New data released on Wednesday, June 4, 2025, confirms that Nvidia’s (NVDA.O) newest chips are making significant advancements in the crucial area of training large artificial intelligence (AI) systems.
The fresh benchmarks indicate a dramatic reduction in the number of chips required to train complex large language models (LLMs). This efficiency gain is vital for the AI industry, which constantly seeks to optimize the intensive computational processes behind cutting-edge AI.
MLCommons Benchmarks Highlight Performance Gains
MLCommons, a non-profit organization dedicated to publishing standardized benchmark performance results for AI systems, provided the new data.

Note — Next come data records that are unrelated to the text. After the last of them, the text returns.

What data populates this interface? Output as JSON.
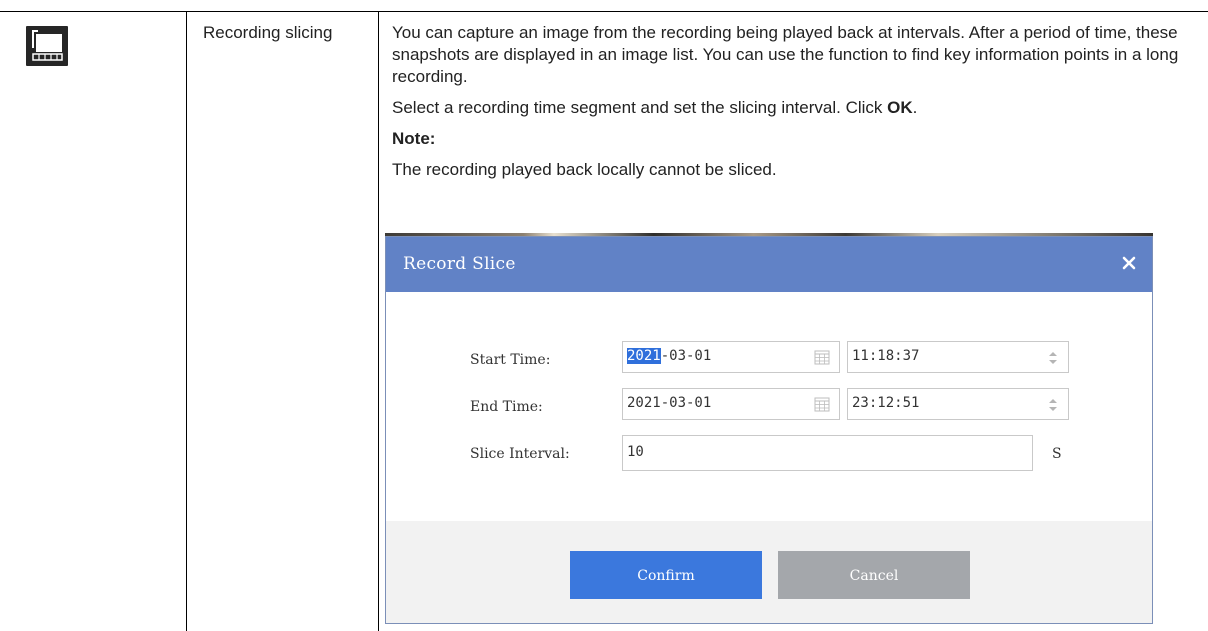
{
  "row": {
    "function_name": "Recording slicing",
    "icon": "recording-slicing-icon",
    "description": {
      "paragraph1": "You can capture an image from the recording being played back at intervals. After a period of time, these snapshots are displayed in an image list. You can use the function to find key information points in a long recording.",
      "paragraph2_before": "Select a recording time segment and set the slicing interval. Click ",
      "paragraph2_bold": "OK",
      "paragraph2_after": ".",
      "note_label": "Note:",
      "note_text": "The recording played back locally cannot be sliced."
    }
  },
  "dialog": {
    "title": "Record Slice",
    "start_time_label": "Start Time:",
    "start_date_year": "2021",
    "start_date_rest": "-03-01",
    "start_time_value": "11:18:37",
    "end_time_label": "End Time:",
    "end_date_value": "2021-03-01",
    "end_time_value": "23:12:51",
    "slice_interval_label": "Slice Interval:",
    "slice_interval_value": "10",
    "slice_interval_unit": "S",
    "confirm_label": "Confirm",
    "cancel_label": "Cancel"
  },
  "colors": {
    "titlebar": "#6182c6",
    "confirm_button": "#3b78dd",
    "cancel_button": "#a4a7ab",
    "footer": "#f2f2f2",
    "selection": "#2f6fdb"
  }
}
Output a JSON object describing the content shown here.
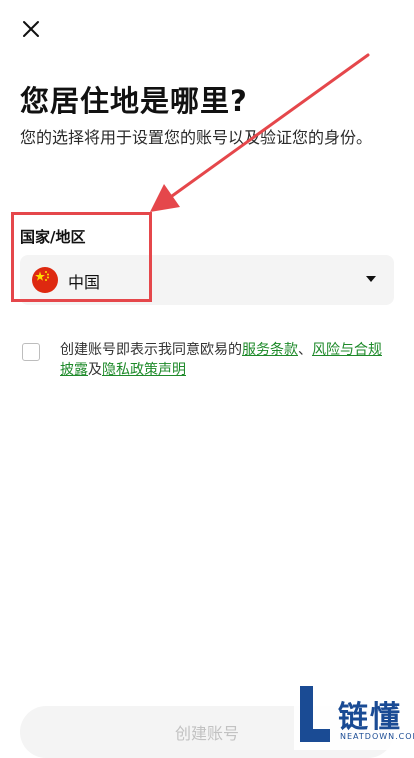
{
  "header": {
    "close_icon": "close-icon"
  },
  "page": {
    "title": "您居住地是哪里?",
    "subtitle": "您的选择将用于设置您的账号以及验证您的身份。"
  },
  "country_field": {
    "label": "国家/地区",
    "value": "中国",
    "flag_icon": "china-flag-icon"
  },
  "terms": {
    "prefix": "创建账号即表示我同意欧易的",
    "link1": "服务条款",
    "sep": "、",
    "link2": "风险与合规披露",
    "conj": "及",
    "link3": "隐私政策声明",
    "checked": false
  },
  "create_button": {
    "label": "创建账号",
    "enabled": false
  },
  "watermark": {
    "brand_cn": "链懂",
    "brand_en": "NEATDOWN.COM"
  },
  "colors": {
    "link": "#1e8a2a",
    "annotation": "#e5474b",
    "button_bg": "#f4f4f4",
    "button_text_disabled": "#c2c2c2"
  }
}
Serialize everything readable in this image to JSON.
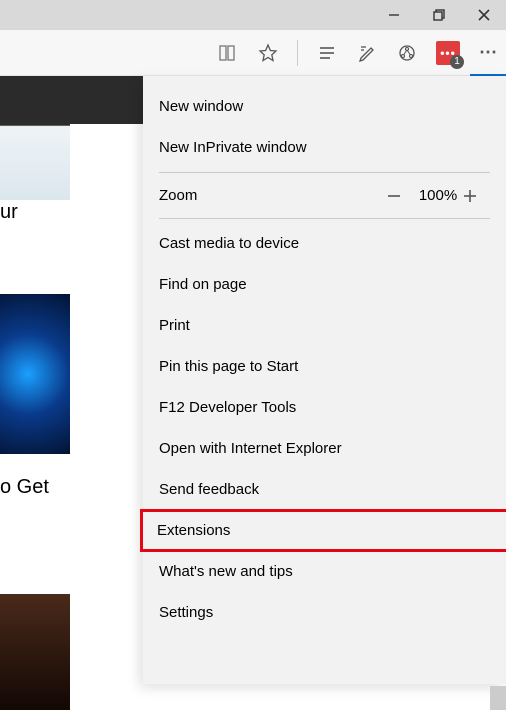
{
  "window": {
    "minimize": "minimize",
    "restore": "restore",
    "close": "close"
  },
  "toolbar": {
    "reading_list": "reading-list",
    "favorite": "favorite",
    "hub": "hub",
    "notes": "notes",
    "share": "share",
    "extension_badge_count": "1",
    "more": "⋯"
  },
  "page": {
    "headline1": "ur",
    "headline2": "o Get"
  },
  "menu": {
    "new_window": "New window",
    "new_inprivate": "New InPrivate window",
    "zoom_label": "Zoom",
    "zoom_value": "100%",
    "cast": "Cast media to device",
    "find": "Find on page",
    "print": "Print",
    "pin": "Pin this page to Start",
    "devtools": "F12 Developer Tools",
    "open_ie": "Open with Internet Explorer",
    "feedback": "Send feedback",
    "extensions": "Extensions",
    "whats_new": "What's new and tips",
    "settings": "Settings"
  }
}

Comprehensive AI Training Data
The results detail how chips from various manufacturers, including Nvidia and Advanced Micro Devices (AMD.O), perform during the AI training phase. During training, AI systems are fed vast quantities of data to learn patterns and make predictions. While much of the stock market’s recent attention has shifted towards the larger market for AI inference (where AI systems handle user queries), the number of chips needed for training remains a critical competitive factor.
This is particularly true as companies like China’s DeepSeek claim to develop competitive chatbots using significantly fewer chips than their U.S. counterparts.
First Benchmarks for Large Models
Crucially, these results represent the first time MLCommons has released data specifically on how chips perform when training massive AI systems. An example provided is Meta Platforms’ (META.O) open-source AI model, Llama 3.1 405B. This model possesses a sufficiently large number of “parameters” to serve as an indicator of how chips would perform on the most complex training tasks globally, which can involve trillions of parameters. This benchmark provides a real-world proxy for the capabilities of these advanced chips.
Nvidia Blackwell’s Dominance in Training Speed
Nvidia’s latest generation of chips, Blackwell, demonstrated remarkable performance in these benchmarks.
Double the Speed of Previous Generation
Nvidia and its partners were the sole entrants to submit data for training such a large model. The results unequivocally showed that Nvidia’s new Blackwell chips are more than twice as fast as their previous generation Hopper chips on a per-chip basis. This significant leap in performance translates directly to faster AI development and reduced computational costs.
Dramatic Reduction in Training Time
In the fastest recorded results for Nvidia’s new chips, a cluster of 2,496 Blackwell chips completed the demanding training test in an astonishing 27 minutes. To achieve a faster time, it required more than three times that number of Nvidia’s prior generation chips. This illustrates the profound efficiency gains and computational power packed into the Blackwell architecture.
Industry Trends: Smaller Clusters for Greater Efficiency
The AI industry is also seeing an evolution in how large-scale training tasks are managed.
Subsystems Over Homogeneous Clusters
During a press conference, Chetan Kapoor, Chief Product Officer for CoreWeave, a company that collaborated with Nvidia on some of the benchmark results, discussed an emerging industry trend. He noted a shift towards “stringing together smaller groups of chips into subsystems for separate AI training tasks.”
This approach contrasts with the traditional method of creating massive, homogeneous groups of 100,000 chips or more. Kapoor emphasized that this methodology enables ongoing acceleration and reduction in the time required to train “crazy, multi-trillion parameter model sizes,” highlighting a strategic optimization in AI infrastructure deployment. This focus on modular, efficient clusters helps to tackle the ever-growing computational demands of cutting-edge AI models.